Perhaps he walked through the walls. Perhaps. Or perhaps he knocked on the locked door until they heard his voice, opened up, and let him in. Or perhaps he spoke by the word of his power and made a section of the wall collapse. Or perhaps he found some others to open a hole in the roof and let him down on a pallet. Or perhaps he teleported from one location to another. I intend no irreverence whatsoever; I only wish to highlight that which we simply don’t know.
Please note: I am not saying that Jesus could not have walked through the walls or passed through the grave-cloths. He certainly could have. He is the Lord.
I am saying only that it is not self-evident, from John’s narrative, that he must have walked through walls. John is not nearly as clear about metaphysical post-resurrection ontology as we might wish him to be.
Conclusion
Why does it matter whether Jesus walked through a wall or not?

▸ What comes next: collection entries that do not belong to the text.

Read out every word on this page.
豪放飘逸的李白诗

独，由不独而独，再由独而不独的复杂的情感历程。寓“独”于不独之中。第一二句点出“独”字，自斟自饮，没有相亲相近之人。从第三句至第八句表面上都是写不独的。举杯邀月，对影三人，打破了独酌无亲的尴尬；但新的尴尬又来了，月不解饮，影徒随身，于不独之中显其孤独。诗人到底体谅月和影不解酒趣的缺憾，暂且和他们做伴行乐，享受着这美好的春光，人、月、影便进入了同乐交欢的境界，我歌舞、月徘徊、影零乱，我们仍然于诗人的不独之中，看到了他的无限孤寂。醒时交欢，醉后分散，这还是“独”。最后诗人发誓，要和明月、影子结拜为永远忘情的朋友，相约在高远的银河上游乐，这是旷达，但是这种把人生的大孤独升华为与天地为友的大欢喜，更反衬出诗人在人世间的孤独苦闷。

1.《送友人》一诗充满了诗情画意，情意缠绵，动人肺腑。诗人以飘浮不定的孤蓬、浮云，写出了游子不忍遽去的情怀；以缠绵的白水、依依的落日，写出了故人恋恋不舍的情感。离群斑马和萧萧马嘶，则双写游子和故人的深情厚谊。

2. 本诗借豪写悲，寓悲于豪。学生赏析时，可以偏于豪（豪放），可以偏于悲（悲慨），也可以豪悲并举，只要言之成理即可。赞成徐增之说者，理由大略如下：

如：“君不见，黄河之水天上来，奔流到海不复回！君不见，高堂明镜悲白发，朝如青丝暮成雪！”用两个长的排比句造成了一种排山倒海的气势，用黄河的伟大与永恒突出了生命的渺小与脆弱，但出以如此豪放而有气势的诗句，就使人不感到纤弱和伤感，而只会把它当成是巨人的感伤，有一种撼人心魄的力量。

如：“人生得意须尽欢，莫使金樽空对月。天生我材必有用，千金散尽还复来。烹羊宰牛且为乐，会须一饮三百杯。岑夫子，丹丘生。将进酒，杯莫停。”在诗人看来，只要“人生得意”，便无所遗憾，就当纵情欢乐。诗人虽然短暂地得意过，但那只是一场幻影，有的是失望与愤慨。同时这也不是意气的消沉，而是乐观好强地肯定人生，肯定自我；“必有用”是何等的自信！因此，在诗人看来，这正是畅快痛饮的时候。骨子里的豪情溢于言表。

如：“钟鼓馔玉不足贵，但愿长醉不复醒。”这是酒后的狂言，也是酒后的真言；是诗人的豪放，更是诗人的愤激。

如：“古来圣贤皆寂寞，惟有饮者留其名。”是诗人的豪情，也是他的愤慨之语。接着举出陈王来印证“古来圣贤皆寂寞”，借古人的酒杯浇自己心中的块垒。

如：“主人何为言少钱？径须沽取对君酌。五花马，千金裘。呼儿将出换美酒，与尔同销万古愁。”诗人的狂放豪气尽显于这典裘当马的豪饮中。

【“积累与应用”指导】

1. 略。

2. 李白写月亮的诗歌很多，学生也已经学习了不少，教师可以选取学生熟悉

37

What is at stake here?
Simply the fact that traditions snowball over time, with the end result of making void the Word of God (Mark 7:13). In this case, the tradition has led many to speculate on the physical properties of either the resurrection body or the new heavens and the new earth. This can lead many to make too sharp a division between the “natural” and the “spiritual”—and then we use those adjectives more like Plato than like Paul, which promotes unbiblical asceticism (Col 2:20-23), among other things.
May our thinking and our doctrine be increasingly rooted in vigilant observation of the God-inspired text, that we might be complete, equipped for every good work.